Nijhoff, Bloem, Rilke
In de voordracht ‘Over eigen werk’ die hij op 27 november 1935 te Enschede hield, kwam Martinus Nijhoff te spreken over de omstandigheid dat poëzie rekening houdt met de ‘inademing’. ‘Door de regelmaat, door het metrum, de woordrepetitie, de alliteratie, het rijm, door, in rijmloze en vrije verzen, de zogenaamde periode, het geheim van Shakespeares blank verse, reguleert zij deze inademing. Zij doet inademen op de levende plekken. Hierdoor ontstaat telkens een ondeelbaar moment een stilte, juist op die levende plekken, en in dit trillend oponthoud confronteren ziel en oneindigheid. Elk taalgevoelig mens voelt zich, proza lezend of horend, in de mensenwereld, bij een roman is hij in de maatschappij, bij een werk van wetenschap of geschiedenis voelt hij zich in gezelschap van een ander mens met dieper of wijder blik. Maar bij poëzie voelt hij zich niet bij een ander mens. Hij is terstond in het heelal. Elk goed gedicht bevat deze confrontatie van puur heelal en inwendigheid [...].’ (Verzameld werk, II, 1982, p. 1157-1158).

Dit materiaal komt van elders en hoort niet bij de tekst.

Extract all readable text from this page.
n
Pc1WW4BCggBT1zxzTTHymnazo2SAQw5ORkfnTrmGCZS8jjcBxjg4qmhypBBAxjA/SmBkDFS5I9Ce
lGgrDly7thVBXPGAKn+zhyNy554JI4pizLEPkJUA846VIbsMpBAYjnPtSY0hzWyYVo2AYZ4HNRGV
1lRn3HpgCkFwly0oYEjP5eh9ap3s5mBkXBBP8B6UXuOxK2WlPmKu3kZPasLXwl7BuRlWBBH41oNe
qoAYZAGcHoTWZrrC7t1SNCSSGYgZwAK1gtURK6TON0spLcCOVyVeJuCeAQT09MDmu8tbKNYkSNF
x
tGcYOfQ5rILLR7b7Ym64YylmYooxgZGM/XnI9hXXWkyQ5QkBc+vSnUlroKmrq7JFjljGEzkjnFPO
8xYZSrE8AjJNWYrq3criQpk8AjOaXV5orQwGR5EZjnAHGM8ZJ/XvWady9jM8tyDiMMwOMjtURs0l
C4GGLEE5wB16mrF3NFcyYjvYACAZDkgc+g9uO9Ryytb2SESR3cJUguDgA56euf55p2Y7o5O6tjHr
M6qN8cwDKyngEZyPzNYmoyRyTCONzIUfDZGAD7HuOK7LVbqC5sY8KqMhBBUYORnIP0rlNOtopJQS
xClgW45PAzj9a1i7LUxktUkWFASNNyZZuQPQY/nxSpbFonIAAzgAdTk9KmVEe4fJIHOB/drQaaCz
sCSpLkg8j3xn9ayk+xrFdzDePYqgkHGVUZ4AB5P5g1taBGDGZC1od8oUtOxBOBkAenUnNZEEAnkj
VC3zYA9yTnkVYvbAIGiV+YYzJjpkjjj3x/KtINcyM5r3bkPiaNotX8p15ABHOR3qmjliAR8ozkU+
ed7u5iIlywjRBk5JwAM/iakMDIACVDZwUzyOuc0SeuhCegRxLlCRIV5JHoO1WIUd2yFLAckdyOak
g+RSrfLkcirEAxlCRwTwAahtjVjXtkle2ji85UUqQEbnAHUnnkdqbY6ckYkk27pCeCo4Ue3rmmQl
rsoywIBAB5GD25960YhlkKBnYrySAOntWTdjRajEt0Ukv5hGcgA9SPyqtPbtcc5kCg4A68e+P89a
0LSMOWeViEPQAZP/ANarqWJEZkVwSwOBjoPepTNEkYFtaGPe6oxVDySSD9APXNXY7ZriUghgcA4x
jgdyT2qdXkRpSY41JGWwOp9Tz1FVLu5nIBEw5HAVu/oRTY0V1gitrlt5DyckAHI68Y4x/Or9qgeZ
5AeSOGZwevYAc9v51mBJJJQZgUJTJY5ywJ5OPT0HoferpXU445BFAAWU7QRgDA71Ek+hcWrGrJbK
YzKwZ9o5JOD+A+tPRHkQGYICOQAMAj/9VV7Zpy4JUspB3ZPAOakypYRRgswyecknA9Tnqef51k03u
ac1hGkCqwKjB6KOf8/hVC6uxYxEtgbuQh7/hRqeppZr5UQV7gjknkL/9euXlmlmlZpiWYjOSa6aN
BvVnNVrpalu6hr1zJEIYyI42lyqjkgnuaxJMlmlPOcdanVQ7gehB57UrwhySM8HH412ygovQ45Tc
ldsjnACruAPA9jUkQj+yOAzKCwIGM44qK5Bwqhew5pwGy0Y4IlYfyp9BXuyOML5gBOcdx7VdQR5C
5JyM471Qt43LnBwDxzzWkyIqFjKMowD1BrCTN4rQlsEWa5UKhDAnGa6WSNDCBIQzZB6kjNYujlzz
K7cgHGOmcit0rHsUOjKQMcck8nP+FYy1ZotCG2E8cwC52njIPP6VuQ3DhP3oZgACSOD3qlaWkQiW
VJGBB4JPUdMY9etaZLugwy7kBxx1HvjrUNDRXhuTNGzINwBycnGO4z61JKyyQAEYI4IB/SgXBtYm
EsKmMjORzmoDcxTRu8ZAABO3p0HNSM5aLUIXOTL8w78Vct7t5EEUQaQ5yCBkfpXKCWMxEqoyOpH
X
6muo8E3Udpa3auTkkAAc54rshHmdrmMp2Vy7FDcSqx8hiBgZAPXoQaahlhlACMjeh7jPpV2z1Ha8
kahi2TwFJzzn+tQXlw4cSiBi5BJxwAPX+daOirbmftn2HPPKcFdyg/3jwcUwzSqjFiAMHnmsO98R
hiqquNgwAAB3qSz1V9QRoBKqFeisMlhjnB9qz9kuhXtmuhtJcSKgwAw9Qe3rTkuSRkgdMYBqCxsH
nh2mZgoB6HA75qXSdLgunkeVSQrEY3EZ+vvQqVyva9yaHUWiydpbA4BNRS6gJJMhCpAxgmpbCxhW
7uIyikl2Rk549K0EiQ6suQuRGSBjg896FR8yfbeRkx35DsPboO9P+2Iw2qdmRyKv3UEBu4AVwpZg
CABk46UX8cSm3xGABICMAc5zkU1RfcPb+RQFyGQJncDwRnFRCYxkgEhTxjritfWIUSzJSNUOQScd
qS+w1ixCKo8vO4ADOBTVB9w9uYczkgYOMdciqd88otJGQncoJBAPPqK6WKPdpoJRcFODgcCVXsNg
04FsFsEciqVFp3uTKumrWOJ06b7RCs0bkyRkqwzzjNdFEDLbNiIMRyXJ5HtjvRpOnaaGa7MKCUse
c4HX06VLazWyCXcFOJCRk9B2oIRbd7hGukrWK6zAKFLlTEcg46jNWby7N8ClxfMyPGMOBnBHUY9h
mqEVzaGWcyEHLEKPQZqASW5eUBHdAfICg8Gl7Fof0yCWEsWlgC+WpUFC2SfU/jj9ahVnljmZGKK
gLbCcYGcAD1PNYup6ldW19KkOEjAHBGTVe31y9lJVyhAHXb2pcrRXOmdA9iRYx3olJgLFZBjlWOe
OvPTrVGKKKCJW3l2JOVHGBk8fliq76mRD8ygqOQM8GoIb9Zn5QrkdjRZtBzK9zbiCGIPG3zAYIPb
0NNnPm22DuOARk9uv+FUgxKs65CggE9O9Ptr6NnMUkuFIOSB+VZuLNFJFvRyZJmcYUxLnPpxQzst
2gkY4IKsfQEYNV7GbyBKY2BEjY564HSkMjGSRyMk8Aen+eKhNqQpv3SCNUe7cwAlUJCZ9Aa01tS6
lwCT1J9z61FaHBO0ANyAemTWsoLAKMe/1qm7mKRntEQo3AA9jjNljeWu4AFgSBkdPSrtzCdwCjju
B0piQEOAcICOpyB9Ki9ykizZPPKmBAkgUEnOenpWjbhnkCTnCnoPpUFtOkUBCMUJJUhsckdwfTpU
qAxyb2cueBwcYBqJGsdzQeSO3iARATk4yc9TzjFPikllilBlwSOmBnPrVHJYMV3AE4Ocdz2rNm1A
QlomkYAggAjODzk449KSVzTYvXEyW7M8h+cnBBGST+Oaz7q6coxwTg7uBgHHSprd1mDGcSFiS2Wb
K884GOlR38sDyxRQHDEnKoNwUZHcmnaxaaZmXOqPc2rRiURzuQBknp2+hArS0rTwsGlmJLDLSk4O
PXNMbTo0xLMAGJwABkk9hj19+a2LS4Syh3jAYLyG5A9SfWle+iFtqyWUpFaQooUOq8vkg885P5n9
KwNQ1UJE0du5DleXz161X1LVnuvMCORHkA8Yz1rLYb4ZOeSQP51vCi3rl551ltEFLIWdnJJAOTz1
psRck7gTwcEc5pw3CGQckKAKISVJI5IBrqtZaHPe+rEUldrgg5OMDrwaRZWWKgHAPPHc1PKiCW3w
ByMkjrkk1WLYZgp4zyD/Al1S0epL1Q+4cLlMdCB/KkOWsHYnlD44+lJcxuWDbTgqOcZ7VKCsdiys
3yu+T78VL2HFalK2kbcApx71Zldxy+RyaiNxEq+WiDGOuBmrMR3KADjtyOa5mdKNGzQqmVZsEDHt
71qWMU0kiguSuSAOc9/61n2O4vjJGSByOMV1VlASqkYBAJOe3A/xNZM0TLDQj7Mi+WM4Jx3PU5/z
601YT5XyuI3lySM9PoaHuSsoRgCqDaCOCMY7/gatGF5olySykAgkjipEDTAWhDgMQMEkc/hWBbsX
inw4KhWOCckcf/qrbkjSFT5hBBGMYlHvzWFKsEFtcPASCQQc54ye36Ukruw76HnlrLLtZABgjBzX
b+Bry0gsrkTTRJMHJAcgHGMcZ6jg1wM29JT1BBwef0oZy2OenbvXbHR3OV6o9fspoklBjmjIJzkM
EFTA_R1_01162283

Nijhoff noemt deze gedachten een ‘inval die mij nooit zo maar ingevallen zou zijn, maar niet anders dan een resultaat kon zijn van mijn vorige gedachten, een toewaaisel, een aanslibbing’. Lezend in de Verzamelde gedichten van J.C. Bloem vroeg ik mij echter af, of Nijhoffs inval in de verte niet ook kon samenhangen met het gedicht ‘Ademen’, dat zijn eerste publikatie beleefde in 1931 in De Gids, waarvan Nijhoff toen redacteur was. Ik citeer de laatste regel van de eerste en de gehele tweede strofe:
Leven is niet veel meer dan ademhalen.
Maar dat is: in de diepten van dit dal
De oneindge ruimte tot zich in te leiden
En, na één wankel ogenblik van beiden,
Die te hergeven aan 't beroofd heelal.
Of klinkt Rilkes gedicht ‘Atmen, du unsichtbares Gedicht!’, uit Die Sonette an Orpheus (1923) in Nijhoffs woorden door? J. Kamerbeek heeft dit sonnet al eens met Bloems ‘Ademen’ geassocieerd. (De poëzie van J.C. Bloem in Europees perspectief, 19792, p. 75-78).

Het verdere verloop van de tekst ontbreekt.